Thrombocytopenia develops early in malaria, but the underlying mechanisms remain incompletely understood. We studied the aetiology of malaria-associated thrombocytopenia in volunteers experimentally infected with Plasmodium falciparum malaria, in Indonesian malaria patients and in ex vivo studies. In experimental human malaria, the decrease in platelet counts was associated with a concurrent rise in young platelets (immature platelet fraction) and thrombopoietin. D-dimer concentrations were moderately elevated without a prolongation in the activated partial thromboplastin time or decrease in fibrinogen. There was no increase in expression of the platelet surface markers CD62P, PAC-1 and CD63 and in plasma concentrations of the platelet factors P-selectin, CXCR4, CXCL7, RANTES and CD40L. In contrast, concentrations of soluble glycoprotein-1b (sGP1b), the external domain of the platelet receptor for von Willebrand factor (VWF), increased early.
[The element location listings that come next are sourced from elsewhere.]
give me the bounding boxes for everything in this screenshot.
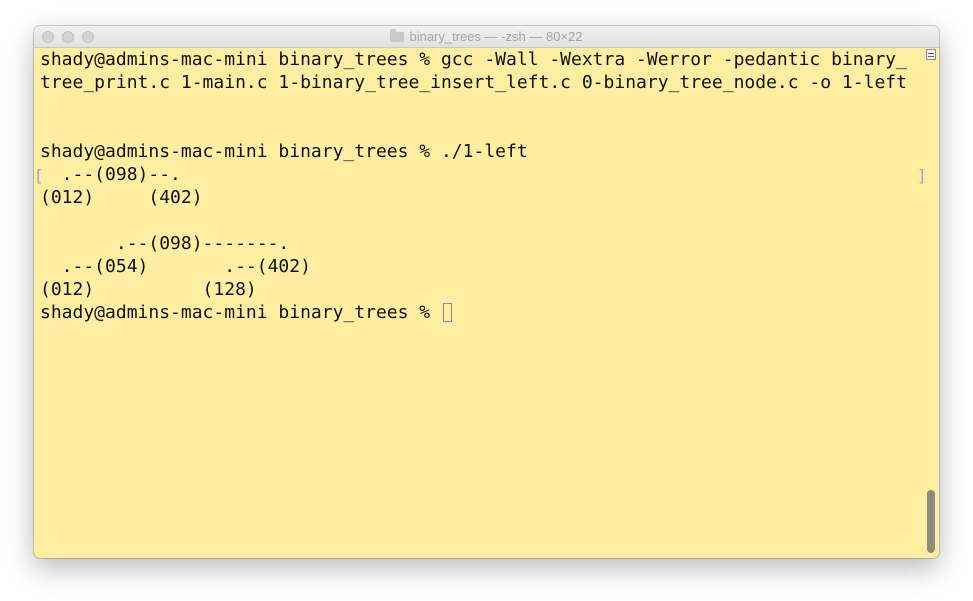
window-title: binary_trees — -zsh — 80×22 [409,29,583,44]
prompt-line[interactable]: shady@admins-mac-mini binary_trees % [40,301,452,324]
title-bar[interactable]: binary_trees — -zsh — 80×22 [34,26,939,48]
terminal-window: binary_trees — -zsh — 80×22 shady@admins… [34,26,939,558]
mark-bracket-left: [ [34,166,44,185]
terminal-line: (012) (128) [40,279,257,300]
terminal-line: .--(054) .--(402) [40,256,311,277]
folder-icon [390,29,405,42]
terminal-line: tree_print.c 1-main.c 1-binary_tree_inse… [40,72,907,93]
terminal-content[interactable]: shady@admins-mac-mini binary_trees % gcc… [34,48,927,558]
scrollbar-track[interactable] [924,62,939,558]
text-cursor [442,303,452,322]
scrollbar-thumb[interactable] [927,490,935,553]
scroll-menu-icon[interactable] [926,49,936,60]
terminal-line: shady@admins-mac-mini binary_trees % gcc… [40,49,907,70]
window-title-container: binary_trees — -zsh — 80×22 [34,26,939,48]
terminal-line: .--(098)-------. [40,233,290,254]
prompt-text: shady@admins-mac-mini binary_trees % [40,302,441,323]
terminal-line: .--(098)--. [40,164,181,185]
terminal-line: shady@admins-mac-mini binary_trees % ./1… [40,141,528,162]
terminal-line: (012) (402) [40,187,203,208]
Indonesian malaria patients also had elevated concentrations of sGP1b, which correlated with VWF concentrations. Finally, incubation of platelets with parasitized erythrocytes in vitro failed to induce platelet aggregation or activation. We concluded that neither compromised platelet production nor platelet activation or consumptive coagulopathy were responsible for the early thrombocytopenia in malaria. We hypothesize that the increase in sGP1b concentrations results from VWF-mediated GP1b shedding; a process that may prevent excessive adhesion of platelets and parasitized erythrocytes.

摘要

疟疾早期就会发生血小板减少,但发病机制仍不完全清楚。我们研究了志愿者感染恶性疟原虫疟疾、印度尼西亚疟疾患者和体外研究中与疟疾相关的血小板减少症的病因。在实验性人类疟疾中,血小板计数的下降与年轻血小板(不成熟血小板分数)和血小板生成素的同时升高有关。D-二聚体浓度中度升高,而活化部分凝血活酶时间没有延长或纤维蛋白原没有减少。血小板表面标志物 CD62P、PAC-1 和 CD63 的表达以及血小板因子 P-选择素、CXCR4、CXCL7、RANTES 和 CD40L 的血浆浓度均没有增加。相比之下,可溶性糖蛋白-1b(sGP1b)的浓度,即血小板对 von Willebrand 因子(VWF)受体的外域,早期就升高了。印度尼西亚疟疾患者的 sGP1b 浓度也升高,与 VWF 浓度相关。最后,体外将寄生红细胞与血小板孵育未能诱导血小板聚集或激活。我们得出结论,血小板生成受损、血小板激活或消耗性凝血病都不是疟疾早期血小板减少的原因。我们假设 sGP1b 浓度的增加是由于 VWF 介导的 GP1b 脱落所致;这一过程可能防止血小板和寄生红细胞过度黏附。